Si ubriacava, poi picchiava, violentava e controllava i telefoni di moglie e figlia: arrestato a Trento

Un quadro di violenze sistematiche, consumate tra le mura domestiche e protratte nel tempo: è quello che emerge dall’indagine condotta dai carabinieri di Castel Ivano (Trento) e sfociata con l'arresto di un uomo. Su richiesta della Procura, il giudice per le indagini preliminari del Tribunale di Trento ha disposto la custodia cautelare in carcere per un uomo residente in Valsugana, ritenuto responsabile di gravi maltrattamenti ai danni della moglie e della figlia.
L’intervento dell’autorità giudiziaria è maturato al termine di un’indagine durata circa due mesi, avviata dopo la denuncia presentata dalla donna. Da quel momento, i militari dell’Arma hanno attivato una vigilanza costante per garantire la protezione delle due vittime, entrambe conviventi dell’indagato.

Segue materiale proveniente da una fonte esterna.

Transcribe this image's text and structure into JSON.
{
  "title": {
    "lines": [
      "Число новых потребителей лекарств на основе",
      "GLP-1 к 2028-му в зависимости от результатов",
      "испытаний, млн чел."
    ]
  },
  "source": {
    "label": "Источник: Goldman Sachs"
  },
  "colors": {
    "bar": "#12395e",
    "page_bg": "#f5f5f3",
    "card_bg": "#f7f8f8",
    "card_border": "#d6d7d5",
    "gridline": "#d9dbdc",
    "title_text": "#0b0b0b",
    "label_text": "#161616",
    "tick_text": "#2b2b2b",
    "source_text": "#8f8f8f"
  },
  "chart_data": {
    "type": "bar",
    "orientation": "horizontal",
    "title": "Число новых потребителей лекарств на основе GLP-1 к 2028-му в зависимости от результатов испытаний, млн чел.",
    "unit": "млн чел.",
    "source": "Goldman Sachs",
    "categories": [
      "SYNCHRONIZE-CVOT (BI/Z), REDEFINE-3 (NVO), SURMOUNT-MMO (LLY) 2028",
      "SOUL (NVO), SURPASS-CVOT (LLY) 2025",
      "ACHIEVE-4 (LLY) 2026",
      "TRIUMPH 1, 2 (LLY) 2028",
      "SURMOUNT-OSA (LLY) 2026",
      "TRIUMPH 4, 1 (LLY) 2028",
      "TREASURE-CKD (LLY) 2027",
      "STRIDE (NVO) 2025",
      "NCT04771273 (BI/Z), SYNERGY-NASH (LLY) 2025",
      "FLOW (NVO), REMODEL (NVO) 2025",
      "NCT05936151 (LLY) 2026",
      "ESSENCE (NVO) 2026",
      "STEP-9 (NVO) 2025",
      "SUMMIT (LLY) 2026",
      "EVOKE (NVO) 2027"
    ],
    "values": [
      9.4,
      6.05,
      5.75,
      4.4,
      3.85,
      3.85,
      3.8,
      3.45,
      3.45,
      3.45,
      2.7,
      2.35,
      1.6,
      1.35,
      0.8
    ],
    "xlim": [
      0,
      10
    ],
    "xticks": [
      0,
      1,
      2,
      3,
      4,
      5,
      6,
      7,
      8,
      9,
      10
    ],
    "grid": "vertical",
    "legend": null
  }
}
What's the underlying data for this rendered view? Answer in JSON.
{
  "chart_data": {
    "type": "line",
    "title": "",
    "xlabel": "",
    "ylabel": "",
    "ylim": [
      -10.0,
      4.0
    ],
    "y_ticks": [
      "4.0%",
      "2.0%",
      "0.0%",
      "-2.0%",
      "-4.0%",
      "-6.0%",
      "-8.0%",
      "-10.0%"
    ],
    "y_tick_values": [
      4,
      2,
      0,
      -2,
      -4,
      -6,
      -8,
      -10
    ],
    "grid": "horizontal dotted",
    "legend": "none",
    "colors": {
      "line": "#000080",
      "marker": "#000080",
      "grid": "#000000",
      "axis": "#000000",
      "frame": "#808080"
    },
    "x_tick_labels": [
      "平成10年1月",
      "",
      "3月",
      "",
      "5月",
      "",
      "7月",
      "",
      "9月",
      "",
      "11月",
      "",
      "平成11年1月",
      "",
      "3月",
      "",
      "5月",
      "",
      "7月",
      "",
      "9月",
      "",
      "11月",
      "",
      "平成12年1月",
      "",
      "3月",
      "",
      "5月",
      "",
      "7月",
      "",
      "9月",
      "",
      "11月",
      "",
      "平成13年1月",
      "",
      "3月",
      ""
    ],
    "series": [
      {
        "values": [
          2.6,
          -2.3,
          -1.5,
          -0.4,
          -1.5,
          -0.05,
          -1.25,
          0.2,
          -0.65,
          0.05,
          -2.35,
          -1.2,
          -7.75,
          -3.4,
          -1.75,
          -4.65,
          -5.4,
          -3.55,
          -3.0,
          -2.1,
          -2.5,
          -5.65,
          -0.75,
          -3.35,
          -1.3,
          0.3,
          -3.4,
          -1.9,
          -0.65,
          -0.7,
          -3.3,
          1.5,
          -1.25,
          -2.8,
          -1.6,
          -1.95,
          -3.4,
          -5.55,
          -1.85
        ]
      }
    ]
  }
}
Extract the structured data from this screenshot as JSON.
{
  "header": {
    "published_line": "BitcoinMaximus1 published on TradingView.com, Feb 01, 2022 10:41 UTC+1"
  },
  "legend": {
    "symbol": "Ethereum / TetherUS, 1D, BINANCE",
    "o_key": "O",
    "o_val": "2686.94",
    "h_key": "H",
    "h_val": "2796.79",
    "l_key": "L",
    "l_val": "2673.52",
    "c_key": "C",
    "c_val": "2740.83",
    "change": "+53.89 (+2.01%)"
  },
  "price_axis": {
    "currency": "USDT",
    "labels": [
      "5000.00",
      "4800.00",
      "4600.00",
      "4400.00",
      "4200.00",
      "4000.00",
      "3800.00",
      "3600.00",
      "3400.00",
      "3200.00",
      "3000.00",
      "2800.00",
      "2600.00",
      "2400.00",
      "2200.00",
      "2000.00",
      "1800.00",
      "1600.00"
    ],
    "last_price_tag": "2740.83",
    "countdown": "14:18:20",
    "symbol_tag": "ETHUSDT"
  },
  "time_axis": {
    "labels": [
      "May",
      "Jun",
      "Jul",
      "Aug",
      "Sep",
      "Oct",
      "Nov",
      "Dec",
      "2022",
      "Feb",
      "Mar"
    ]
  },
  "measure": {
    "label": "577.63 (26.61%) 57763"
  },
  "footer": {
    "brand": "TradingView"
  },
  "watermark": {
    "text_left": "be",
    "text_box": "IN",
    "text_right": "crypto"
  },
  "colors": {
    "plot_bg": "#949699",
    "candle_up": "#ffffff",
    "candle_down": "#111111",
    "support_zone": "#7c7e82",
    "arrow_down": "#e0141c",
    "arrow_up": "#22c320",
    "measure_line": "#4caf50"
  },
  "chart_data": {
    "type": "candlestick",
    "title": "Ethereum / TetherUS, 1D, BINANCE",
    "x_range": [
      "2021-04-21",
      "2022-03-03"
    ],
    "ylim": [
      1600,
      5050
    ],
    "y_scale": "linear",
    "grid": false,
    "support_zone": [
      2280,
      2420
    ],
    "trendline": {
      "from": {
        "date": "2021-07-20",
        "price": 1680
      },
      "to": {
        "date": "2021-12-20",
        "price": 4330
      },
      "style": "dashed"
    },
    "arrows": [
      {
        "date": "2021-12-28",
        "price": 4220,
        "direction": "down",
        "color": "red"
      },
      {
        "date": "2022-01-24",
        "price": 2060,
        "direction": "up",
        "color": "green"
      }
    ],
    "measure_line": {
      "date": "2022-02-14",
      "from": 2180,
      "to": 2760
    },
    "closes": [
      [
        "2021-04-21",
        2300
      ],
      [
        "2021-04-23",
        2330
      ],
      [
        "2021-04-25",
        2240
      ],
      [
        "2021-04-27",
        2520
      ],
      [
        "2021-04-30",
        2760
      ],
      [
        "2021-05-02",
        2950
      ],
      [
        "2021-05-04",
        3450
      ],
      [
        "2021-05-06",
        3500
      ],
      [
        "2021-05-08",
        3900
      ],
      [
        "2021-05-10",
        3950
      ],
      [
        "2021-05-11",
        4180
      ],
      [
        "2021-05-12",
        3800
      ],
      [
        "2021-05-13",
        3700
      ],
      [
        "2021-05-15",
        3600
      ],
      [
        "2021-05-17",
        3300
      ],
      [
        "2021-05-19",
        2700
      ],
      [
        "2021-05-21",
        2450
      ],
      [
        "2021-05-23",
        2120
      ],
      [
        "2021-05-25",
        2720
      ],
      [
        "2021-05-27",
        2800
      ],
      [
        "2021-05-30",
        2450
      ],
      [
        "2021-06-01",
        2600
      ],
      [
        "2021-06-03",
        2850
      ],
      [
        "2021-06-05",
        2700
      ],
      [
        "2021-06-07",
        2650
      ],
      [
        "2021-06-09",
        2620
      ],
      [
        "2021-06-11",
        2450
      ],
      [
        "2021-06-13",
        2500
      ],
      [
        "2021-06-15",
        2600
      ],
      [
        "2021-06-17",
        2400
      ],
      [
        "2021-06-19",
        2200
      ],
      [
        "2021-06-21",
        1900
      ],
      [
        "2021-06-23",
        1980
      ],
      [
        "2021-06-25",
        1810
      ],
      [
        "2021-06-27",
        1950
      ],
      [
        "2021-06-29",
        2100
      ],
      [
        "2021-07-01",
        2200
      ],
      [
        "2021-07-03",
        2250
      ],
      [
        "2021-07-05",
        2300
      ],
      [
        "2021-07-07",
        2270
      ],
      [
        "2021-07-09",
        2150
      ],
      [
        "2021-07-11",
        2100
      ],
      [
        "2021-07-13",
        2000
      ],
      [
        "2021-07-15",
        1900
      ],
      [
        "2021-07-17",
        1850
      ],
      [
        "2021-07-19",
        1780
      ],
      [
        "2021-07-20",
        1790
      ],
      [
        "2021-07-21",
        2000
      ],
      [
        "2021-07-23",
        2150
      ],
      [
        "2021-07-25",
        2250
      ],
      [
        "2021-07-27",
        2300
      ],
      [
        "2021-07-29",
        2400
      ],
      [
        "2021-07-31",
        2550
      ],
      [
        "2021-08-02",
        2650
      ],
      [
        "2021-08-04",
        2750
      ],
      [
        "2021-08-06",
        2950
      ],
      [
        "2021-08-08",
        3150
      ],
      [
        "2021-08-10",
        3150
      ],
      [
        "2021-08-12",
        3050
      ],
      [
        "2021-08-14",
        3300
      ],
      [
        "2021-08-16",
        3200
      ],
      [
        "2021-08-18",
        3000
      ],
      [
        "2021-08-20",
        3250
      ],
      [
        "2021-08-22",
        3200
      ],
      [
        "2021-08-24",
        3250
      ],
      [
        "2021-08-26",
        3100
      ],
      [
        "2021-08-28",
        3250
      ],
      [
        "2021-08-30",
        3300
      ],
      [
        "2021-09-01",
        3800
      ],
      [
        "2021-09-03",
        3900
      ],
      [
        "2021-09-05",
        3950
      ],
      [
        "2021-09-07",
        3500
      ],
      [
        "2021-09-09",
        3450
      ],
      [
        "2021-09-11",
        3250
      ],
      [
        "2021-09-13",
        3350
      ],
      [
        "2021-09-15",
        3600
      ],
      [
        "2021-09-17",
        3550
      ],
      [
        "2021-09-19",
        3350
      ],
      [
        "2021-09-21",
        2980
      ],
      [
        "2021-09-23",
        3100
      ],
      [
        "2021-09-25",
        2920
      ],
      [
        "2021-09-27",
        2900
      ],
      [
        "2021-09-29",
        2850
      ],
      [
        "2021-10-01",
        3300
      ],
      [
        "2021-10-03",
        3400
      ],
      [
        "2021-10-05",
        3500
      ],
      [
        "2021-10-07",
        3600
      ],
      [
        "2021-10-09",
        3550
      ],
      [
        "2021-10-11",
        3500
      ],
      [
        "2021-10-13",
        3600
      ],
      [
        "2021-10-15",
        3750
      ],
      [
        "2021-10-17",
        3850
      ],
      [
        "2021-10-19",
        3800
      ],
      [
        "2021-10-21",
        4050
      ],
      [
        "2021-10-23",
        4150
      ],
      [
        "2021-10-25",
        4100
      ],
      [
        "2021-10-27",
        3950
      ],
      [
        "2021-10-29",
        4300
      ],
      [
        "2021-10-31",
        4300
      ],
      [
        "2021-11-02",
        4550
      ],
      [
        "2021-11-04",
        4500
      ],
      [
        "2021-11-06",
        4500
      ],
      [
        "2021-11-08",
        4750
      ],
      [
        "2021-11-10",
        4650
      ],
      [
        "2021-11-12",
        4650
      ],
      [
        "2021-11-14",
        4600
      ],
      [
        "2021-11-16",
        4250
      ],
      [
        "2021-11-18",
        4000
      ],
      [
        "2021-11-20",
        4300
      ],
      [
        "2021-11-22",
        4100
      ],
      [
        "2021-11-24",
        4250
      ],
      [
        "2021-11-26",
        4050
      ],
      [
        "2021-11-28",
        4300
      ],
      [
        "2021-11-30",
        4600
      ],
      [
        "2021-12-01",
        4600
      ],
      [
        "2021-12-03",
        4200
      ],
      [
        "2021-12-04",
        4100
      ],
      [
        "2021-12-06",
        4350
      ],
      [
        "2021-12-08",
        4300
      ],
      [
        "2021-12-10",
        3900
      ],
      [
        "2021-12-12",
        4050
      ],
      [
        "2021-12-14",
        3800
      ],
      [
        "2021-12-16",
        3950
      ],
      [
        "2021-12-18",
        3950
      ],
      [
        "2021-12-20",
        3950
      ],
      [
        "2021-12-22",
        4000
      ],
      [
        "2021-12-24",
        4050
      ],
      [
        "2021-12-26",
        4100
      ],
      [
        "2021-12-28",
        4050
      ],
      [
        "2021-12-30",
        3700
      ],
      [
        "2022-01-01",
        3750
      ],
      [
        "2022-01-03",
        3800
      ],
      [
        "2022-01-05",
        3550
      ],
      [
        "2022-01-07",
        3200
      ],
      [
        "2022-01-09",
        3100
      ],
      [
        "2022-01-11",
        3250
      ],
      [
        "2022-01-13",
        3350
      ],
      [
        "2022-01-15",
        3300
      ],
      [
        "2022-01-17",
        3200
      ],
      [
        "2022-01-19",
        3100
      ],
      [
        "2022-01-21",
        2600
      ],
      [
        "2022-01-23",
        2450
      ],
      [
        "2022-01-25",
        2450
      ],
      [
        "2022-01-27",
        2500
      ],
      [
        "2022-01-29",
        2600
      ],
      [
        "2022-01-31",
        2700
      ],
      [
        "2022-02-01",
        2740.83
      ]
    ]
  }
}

Secondo quanto ricostruito dagli inquirenti, negli ultimi anni l’uomo avrebbe imposto in famiglia un clima di soggezione permanente. Spesso sotto l’effetto dell’alcol, avrebbe reiterato comportamenti violenti e intimidatori, alternando aggressioni fisiche a pressioni psicologiche, minacce, insulti e umiliazioni, fino a compromettere seriamente l’equilibrio e la sicurezza delle due vittime.
La moglie, in particolare, sarebbe stata progressivamente isolata: costretta a cambiare le proprie abitudini quotidiane, privata dei rapporti sociali e sottoposta a un controllo ossessivo del telefono cellulare. Un dominio esercitato, secondo gli investigatori, in nome di una gelosia possessiva che si è tradotta anche in ripetuti episodi di violenza fisica, con conseguenze sanitarie rilevanti, tra fratture e lesioni di vario tipo. Il quadro accusatorio si estende inoltre a episodi di violenza sessuale: l’uomo avrebbe costretto la coniuge a subire e compiere atti contro la sua volontà, ricorrendo alla forza e sfruttando lo stato di soggezione psicologica instaurato nel tempo.
Anche la figlia non sarebbe stata risparmiata. Le aggressioni nei suoi confronti, sempre legate a stati di alterazione dovuti all’abuso di alcol, si sarebbero intensificate soprattutto quando la giovane tentava di difendere la madre dalle esplosioni di rabbia del padre.
Elementi ritenuti di tale gravità da spingere l’autorità giudiziaria a optare per la misura più severa, giudicata l’unica in grado di interrompere la spirale di violenza e garantire una tutela effettiva alle vittime.
L’uomo è stato arrestato nella propria abitazione dai carabinieri della compagnia di Borgo Valsugana e trasferito nella casa circondariale di Trento, dove rimane a disposizione dell’autorità giudiziaria.